The enquiry that the court was required to make was to ascertain whether an arbitration agreement existed between the parties and in that behalf, the Applicant was the claimant and the defendant was the Respondent no. 1. In any event, upon receipt of the Demand Notice, it was open to the Respondent no. 1 to state that the parties should engage in negotiations prior to acting on the invocation. However, the BHC found an averment in the Application that after the Demand Notice was served, neither the Respondent no. 1 nor the Respondent no. 2 had replied. The Respondents failed to establish that negotiations were proposed and they were denied by the Applicant. The BHC found no substance in the objection that under clause 10(a) of the Agreement, negotiations had not been held. In BHC’s view, under Clause 10(a) of the Agreement, if negotiations were not initiated by either party, reference to arbitration would not be bad.

The BHC was unable to accept the contention of the Respondent no. 1 that, the Respondents were required to appoint an arbitrator jointly and not solely by the Respondent no. 1. The BHC observed that, the provisions of the Agreement clearly stated that where there was a claimant and a defendant, the claimant would appoint one arbitrator and the defendant the other. Hence, merely because the Respondent no. 2 was in liquidation, did not mean that the instant application had to be rendered ineffective or deadwood.

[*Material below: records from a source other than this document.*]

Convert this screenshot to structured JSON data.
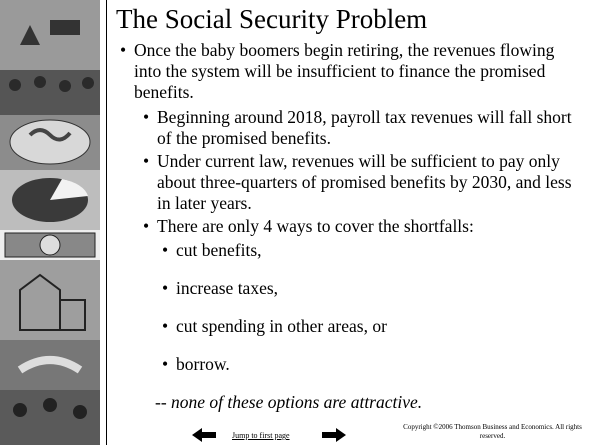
{
  "slide": {
    "title": "The Social Security Problem",
    "bullets": [
      {
        "text": "Once the baby boomers begin retiring, the revenues flowing into the system will be insufficient to finance the promised benefits.",
        "sub": [
          {
            "text": "Beginning around 2018, payroll tax revenues will fall short of the promised benefits."
          },
          {
            "text": "Under current law, revenues will be sufficient to pay only about three-quarters of promised benefits by 2030, and less in later years."
          },
          {
            "text": "There are only 4 ways to cover the shortfalls:",
            "sub": [
              "cut benefits,",
              "increase taxes,",
              "cut spending in other areas, or",
              "borrow."
            ]
          }
        ]
      }
    ],
    "note": "-- none of these options are attractive.",
    "footer": {
      "link": "Jump to first page",
      "copyright": "Copyright ©2006  Thomson Business and Economics. All rights reserved."
    }
  }
}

The BHC noted that, it was upto the Applicant to decide whether it had a claim against the liquidator or not and proceed in accordance with law. The Applicant had chosen not to proceed against the Respondent no. 2.

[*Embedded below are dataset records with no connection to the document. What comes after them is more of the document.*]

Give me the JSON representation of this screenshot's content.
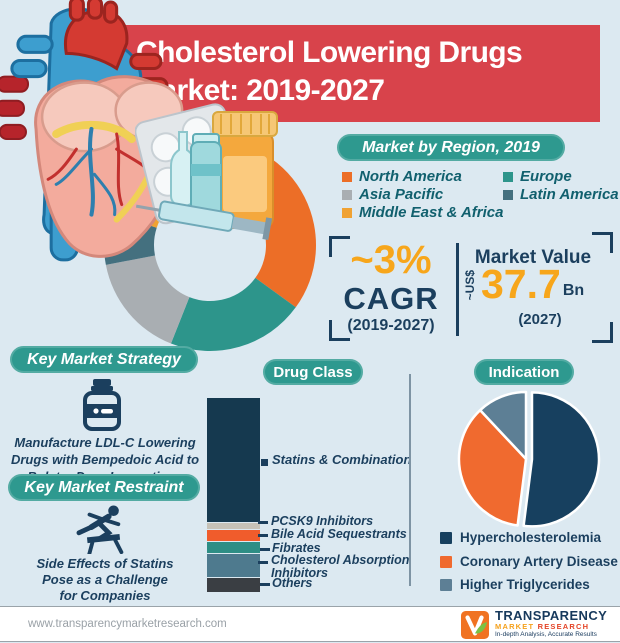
{
  "theme": {
    "bg": "#dce9f1",
    "red": "#d8434b",
    "teal": "#2e998f",
    "navy": "#1b3f5e",
    "orange": "#f7a61b",
    "legendteal": "#11606e"
  },
  "header": {
    "title": "Cholesterol Lowering Drugs\nMarket: 2019-2027"
  },
  "region_section": {
    "header": "Market by Region, 2019"
  },
  "stats": {
    "cagr_value": "~3%",
    "cagr_label": "CAGR",
    "cagr_period": "(2019-2027)",
    "market_value_title": "Market Value",
    "market_value_currency": "~US$",
    "market_value_number": "37.7",
    "market_value_unit": "Bn",
    "market_value_year": "(2027)"
  },
  "strategy": {
    "header": "Key Market Strategy",
    "text": "Manufacture LDL-C Lowering\nDrugs with Bempedoic Acid to\nBolster Drug Innovations"
  },
  "restraint": {
    "header": "Key Market Restraint",
    "text": "Side Effects of Statins\nPose as a Challenge\nfor Companies"
  },
  "footer": {
    "url": "www.transparencymarketresearch.com",
    "logo_line1": "TRANSPARENCY",
    "logo_line2a": "MARKET",
    "logo_line2b": "RESEARCH",
    "logo_tagline": "In-depth Analysis, Accurate Results"
  },
  "chart_data": [
    {
      "id": "region-donut",
      "type": "pie",
      "subtype": "donut",
      "title": "Market by Region, 2019",
      "legend_position": "top-right",
      "slices": [
        {
          "label": "North America",
          "value": 35,
          "color": "#ec6e27"
        },
        {
          "label": "Europe",
          "value": 21,
          "color": "#2d958b"
        },
        {
          "label": "Asia Pacific",
          "value": 16,
          "color": "#a9aeb2"
        },
        {
          "label": "Latin America",
          "value": 8,
          "color": "#44707f"
        },
        {
          "label": "Middle East & Africa",
          "value": 20,
          "color": "#f0a233"
        }
      ]
    },
    {
      "id": "drug-class-bar",
      "type": "bar",
      "subtype": "stacked-single-column",
      "title": "Drug Class",
      "unit": "percent share (estimated from segment heights)",
      "segments": [
        {
          "label": "Statins & Combination",
          "value": 65.6,
          "color": "#15394f"
        },
        {
          "label": "PCSK9 Inhibitors",
          "value": 3.2,
          "color": "#c6c2b7"
        },
        {
          "label": "Bile Acid Sequestrants",
          "value": 5.8,
          "color": "#f05c2c"
        },
        {
          "label": "Fibrates",
          "value": 5.8,
          "color": "#2e8e85"
        },
        {
          "label": "Cholesterol Absorption\nInhibitors",
          "value": 12.2,
          "color": "#4e7a8e"
        },
        {
          "label": "Others",
          "value": 7.4,
          "color": "#3a3e43"
        }
      ]
    },
    {
      "id": "indication-pie",
      "type": "pie",
      "title": "Indication",
      "legend_position": "bottom",
      "slices": [
        {
          "label": "Hypercholesterolemia",
          "value": 52,
          "color": "#17405f",
          "explode": 6
        },
        {
          "label": "Coronary Artery Disease",
          "value": 36,
          "color": "#f06a2f",
          "explode": 0
        },
        {
          "label": "Higher Triglycerides",
          "value": 12,
          "color": "#5d7f95",
          "explode": 0
        }
      ]
    }
  ]
}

The BHC cited that in the case of InterContinental Hotels Group (supra), the Supreme Court had considered the jurisdiction of the court to adjudicate on existence of an agreement at the pre-appointment stage, and the fact that case by case, courts have restricted themselves in occupying the space provided for the arbitrators in line with party autonomy. Furthermore, the BHC observed that notwithstanding the decision in Vidya Drolia v. Durga Trading Corporation [(2021) 2 SCC 1], which clearly expounded that courts have limited jurisdiction under Section 11(6) of the Act, the narrow exception carved was that court could adjudicate to cut out the deadwood.

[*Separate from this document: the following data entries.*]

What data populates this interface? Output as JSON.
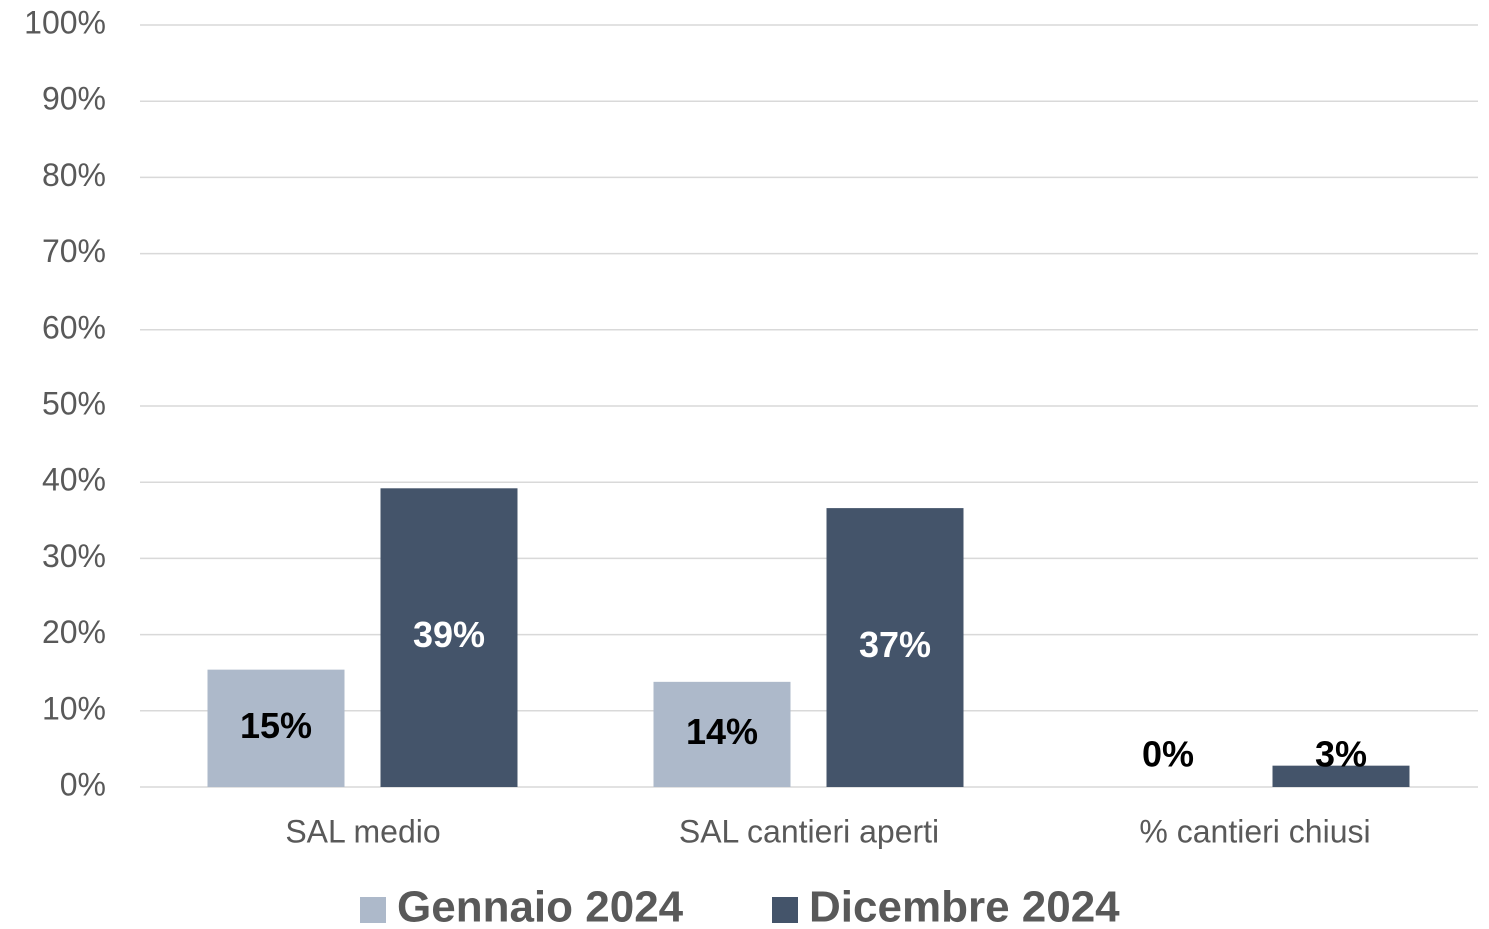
{
  "chart_data": {
    "type": "bar",
    "categories": [
      "SAL medio",
      "SAL cantieri aperti",
      "% cantieri chiusi"
    ],
    "series": [
      {
        "name": "Gennaio 2024",
        "color": "#adb9ca",
        "values": [
          15.4,
          13.8,
          0
        ],
        "value_labels": [
          "15%",
          "14%",
          "0%"
        ]
      },
      {
        "name": "Dicembre 2024",
        "color": "#44546a",
        "values": [
          39.2,
          36.6,
          2.8
        ],
        "value_labels": [
          "39%",
          "37%",
          "3%"
        ]
      }
    ],
    "ylim": [
      0,
      100
    ],
    "yticks": [
      {
        "value": 0,
        "label": "0%"
      },
      {
        "value": 10,
        "label": "10%"
      },
      {
        "value": 20,
        "label": "20%"
      },
      {
        "value": 30,
        "label": "30%"
      },
      {
        "value": 40,
        "label": "40%"
      },
      {
        "value": 50,
        "label": "50%"
      },
      {
        "value": 60,
        "label": "60%"
      },
      {
        "value": 70,
        "label": "70%"
      },
      {
        "value": 80,
        "label": "80%"
      },
      {
        "value": 90,
        "label": "90%"
      },
      {
        "value": 100,
        "label": "100%"
      }
    ],
    "grid": true,
    "legend": "bottom"
  }
}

Decision of the Bombay High Court

Pending the decision of the Collector of Stamps, the BHC was of the view that the non-availability of the original Agreement at this stage would not prevent the BHC from appointing an arbitrator. The BHC noted that, it was possible that the document might still be lying undiscovered with either of one of the parties and could surface any day. The Agreement and its contents having been accepted and relied upon by both sides, there was no merit in contending that the original Agreement being absent, no reference could be made. Further, in BHC’s view, one need not await the decision of the claimant in the case at hand, as to whether or not to pay stamp-duty, as adjudicated. If this is not to be so, a large number of arbitration proceedings will be held up right at the inception, which is not desirable. It was left to the arbitral tribunal to decide admissibility of the Agreement. Mr. Rajendra M. Savant, Former Judge of the BHC, was appointed as sole arbitrator for and on behalf of the Respondent no. 1. The parties were asked to appear before the sole arbitrator on a date fixed by him.

VA View:
The BHC has in this Judgement correctly observed that, arbitration is seen as a speedy remedy. But if applicants and respondents who may have counter-claims, have to await the fate of adjudication of documents for stamping and conclusion of the statutory challenge, the purpose of arbitration may be defeated. Further, the decision in InterContinental Hotels Group (supra) was cited, wherein it was held that, when in doubt, one must refer the matter to arbitration.

In BHC’s view, once parties are ad-idem on the fact that they have signed the writing containing an arbitration clause, the parties having acknowledged that an arbitration clause was embodied in the substantive contract, one cannot prevent the court from disposing an application under Section 11 of the Act.